Another alarming study in 2021, from the National Library of Medicine, documents physicians’ perceptions of people with disabilities and their health care practice. Only 40.7% of physicians surveyed were confident of their ability to provide the same quality of care to patients with disabilities. In addition, only 56.5% strongly agreed that they welcome patients with disabilities into their practices.

These attitudes rooted in biases and stereotypes not only impact how medical professionals interact with people with disabilities, but also how they structure their office practices, select essential equipment and technology, and determine who will benefit from which life-critical medical interventions.

As United Methodists, we are called “to stand alongside people with disabilities, take action and speak out on their rights in society,” (Book of Resolutions ¶3302).

Support The Proposed Section 504 Rule Changes To:

Prohibit medical decisions based on biases and stereotypes, on judgments that assert that an individual is or will be a burden on others, or on measurements that conclude the life of a person with a disability is of less value than the life of a person without a disability. Unchecked, such discrimination has resulted in denials of life-sustaining treatments, medical rationing, and withholding of organ transplants.

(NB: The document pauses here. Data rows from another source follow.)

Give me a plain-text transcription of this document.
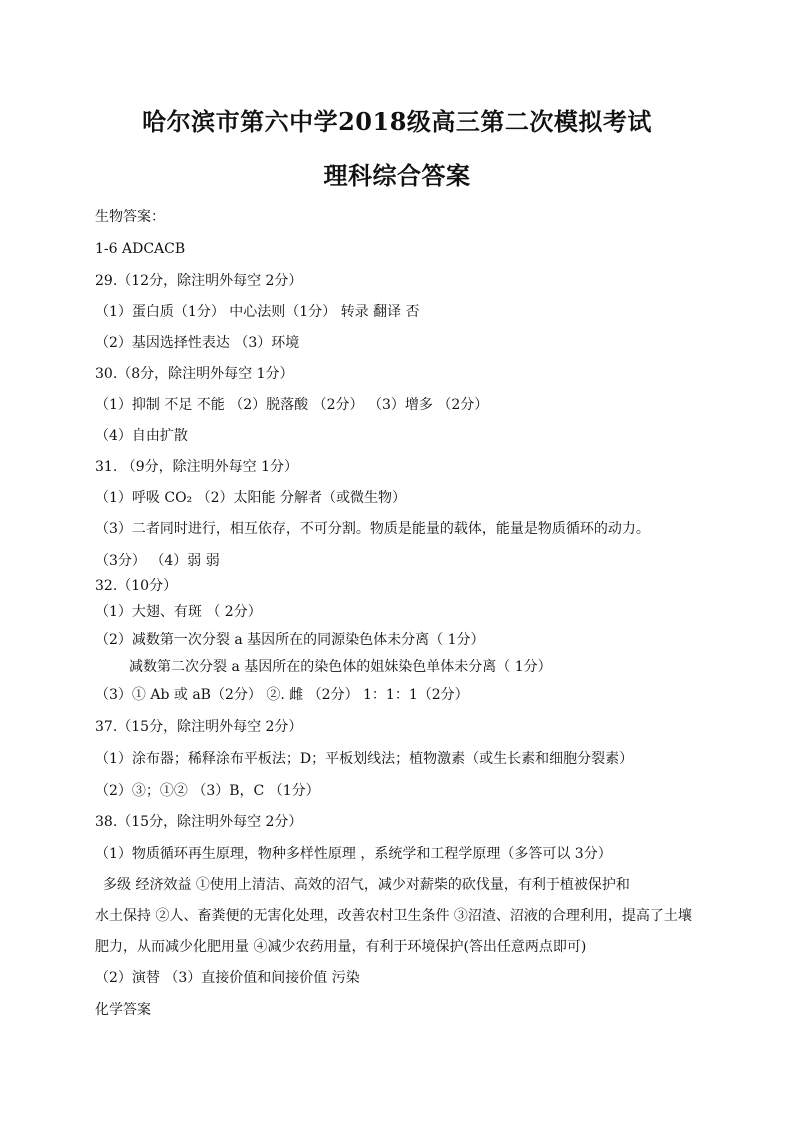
哈尔滨市第六中学2018级高三第二次模拟考试
理科综合答案
生物答案：
1-6 ADCACB
29.（12分，除注明外每空 2分）
（1）蛋白质（1分） 中心法则（1分） 转录 翻译 否
（2）基因选择性表达 （3）环境
30.（8分，除注明外每空 1分）
（1）抑制 不足 不能 （2）脱落酸 （2分） （3）增多 （2分）
（4）自由扩散
31. （9分，除注明外每空 1分）
（1）呼吸 CO₂ （2）太阳能 分解者（或微生物）
（3）二者同时进行，相互依存，不可分割。物质是能量的载体，能量是物质循环的动力。
（3分） （4）弱 弱
32.（10分）
（1）大翅、有斑 （ 2分）
（2）减数第一次分裂 a 基因所在的同源染色体未分离（ 1分）
减数第二次分裂 a 基因所在的染色体的姐妹染色单体未分离（ 1分）
（3）① Ab 或 aB（2分） ②. 雌 （2分） 1：1：1（2分）
37.（15分，除注明外每空 2分）
（1）涂布器；稀释涂布平板法；D；平板划线法；植物激素（或生长素和细胞分裂素）
（2）③；①② （3）B，C （1分）
38.（15分，除注明外每空 2分）
（1）物质循环再生原理，物种多样性原理 ，系统学和工程学原理（多答可以 3分）
多级 经济效益 ①使用上清洁、高效的沼气，减少对薪柴的砍伐量，有利于植被保护和
水土保持 ②人、畜粪便的无害化处理，改善农村卫生条件 ③沼渣、沼液的合理利用，提高了土壤
肥力，从而减少化肥用量 ④减少农药用量，有利于环境保护(答出任意两点即可)
（2）演替 （3）直接价值和间接价值 污染
化学答案
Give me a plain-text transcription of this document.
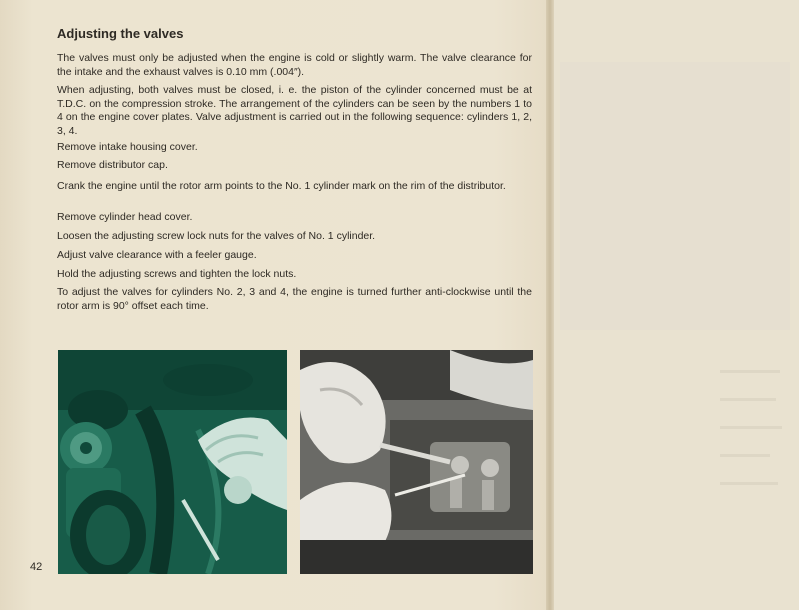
Adjusting the valves

The valves must only be adjusted when the engine is cold or slightly warm. The valve clearance for the intake and the exhaust valves is 0.10 mm (.004″).

When adjusting, both valves must be closed, i. e. the piston of the cylinder concerned must be at T.D.C. on the compression stroke. The arrangement of the cylinders can be seen by the numbers 1 to 4 on the engine cover plates. Valve adjustment is carried out in the following sequence: cylinders 1, 2, 3, 4.

Remove intake housing cover.

Remove distributor cap.

Crank the engine until the rotor arm points to the No. 1 cylinder mark on the rim of the distributor.

Remove cylinder head cover.

Loosen the adjusting screw lock nuts for the valves of No. 1 cylinder.

Adjust valve clearance with a feeler gauge.

Hold the adjusting screws and tighten the lock nuts.

To adjust the valves for cylinders No. 2, 3 and 4, the engine is turned further anti-clockwise until the rotor arm is 90° offset each time.

42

Require medical offices and facilities have accessible equipment and technological infrastructure such as exam tables, screen equipment, and weight scales. For example, lack of such basic items has left people with disabilities unable to get preventative services as fundamental as mammograms and pap smears.

Obligate medical providers to ensure their Web-based, mobile, and kiosk services are accessible by adopting content accessibility guidelines.

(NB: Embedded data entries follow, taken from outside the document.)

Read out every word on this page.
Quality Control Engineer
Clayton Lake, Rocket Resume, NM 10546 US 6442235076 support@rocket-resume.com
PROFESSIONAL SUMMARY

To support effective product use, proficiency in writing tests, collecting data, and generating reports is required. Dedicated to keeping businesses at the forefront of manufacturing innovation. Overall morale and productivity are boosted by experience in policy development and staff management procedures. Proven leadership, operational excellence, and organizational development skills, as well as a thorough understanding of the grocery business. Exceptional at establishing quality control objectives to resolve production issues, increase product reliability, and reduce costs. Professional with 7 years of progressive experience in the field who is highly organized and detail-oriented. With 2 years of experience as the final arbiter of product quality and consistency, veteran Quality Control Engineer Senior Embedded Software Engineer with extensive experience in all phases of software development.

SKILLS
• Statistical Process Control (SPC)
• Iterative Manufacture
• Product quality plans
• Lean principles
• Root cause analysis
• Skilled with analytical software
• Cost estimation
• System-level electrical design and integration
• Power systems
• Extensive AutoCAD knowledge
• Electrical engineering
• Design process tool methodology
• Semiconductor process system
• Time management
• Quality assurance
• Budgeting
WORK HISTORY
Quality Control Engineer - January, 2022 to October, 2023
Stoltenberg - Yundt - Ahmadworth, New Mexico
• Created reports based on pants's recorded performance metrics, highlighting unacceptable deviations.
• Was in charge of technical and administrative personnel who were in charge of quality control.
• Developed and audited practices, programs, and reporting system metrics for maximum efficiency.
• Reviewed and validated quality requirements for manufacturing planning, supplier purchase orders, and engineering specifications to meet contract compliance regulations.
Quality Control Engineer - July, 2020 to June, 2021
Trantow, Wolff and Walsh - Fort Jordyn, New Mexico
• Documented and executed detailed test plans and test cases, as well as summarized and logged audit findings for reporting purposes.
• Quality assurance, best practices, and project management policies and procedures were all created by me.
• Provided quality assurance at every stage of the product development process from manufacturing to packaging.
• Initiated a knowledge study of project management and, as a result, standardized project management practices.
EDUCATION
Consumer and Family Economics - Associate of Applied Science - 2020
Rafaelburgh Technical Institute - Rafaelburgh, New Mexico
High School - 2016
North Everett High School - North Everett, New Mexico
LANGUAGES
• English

Prioritize the provision of services in the most integrated setting appropriate for the individual, consistent with the Supreme Court’s Olmstead decision that enables people with disabilities to avoid preventable institutionalization.

Prevent the use of discriminatory “value assessment methods” that limit or deny access to essential medications, treatments, equipment/aids, benefits, and services by people with disabilities by asserting that the costs of such outweigh the value added to their life. People with disabilities are particularly vulnerable to such institutional cost-containment measures by sheer frequency of occurrence and by category of incidence.

We must act now to support historic, proposed rule changes.

Take action before November 13, 2023.

Combatting ableism by targeting life-critical changes in the provision of healthcare is a Gospel imperative. Add your voice to the chorus of the faithful calling for these historic changes to Section 504 by providing your comments before November 13.

You can share your comments by going directly to the Federal Register (Docket ID Number HHS–OCR–2023–0013 – Discrimination on the Basis of Disability in Health and Human Service Programs or Activities). Select the “comment” button on the top left portion of the page for comments.

But don’t stop there. Share with your congregation’s clergy and lay leadership. Speak out against ableism both in church and in society and invite everyone to actively support life-affirming actions such as the proposed rule changes to Section 504.

Together we can advance God’s promises of shalom through the celebration of universal human dignity.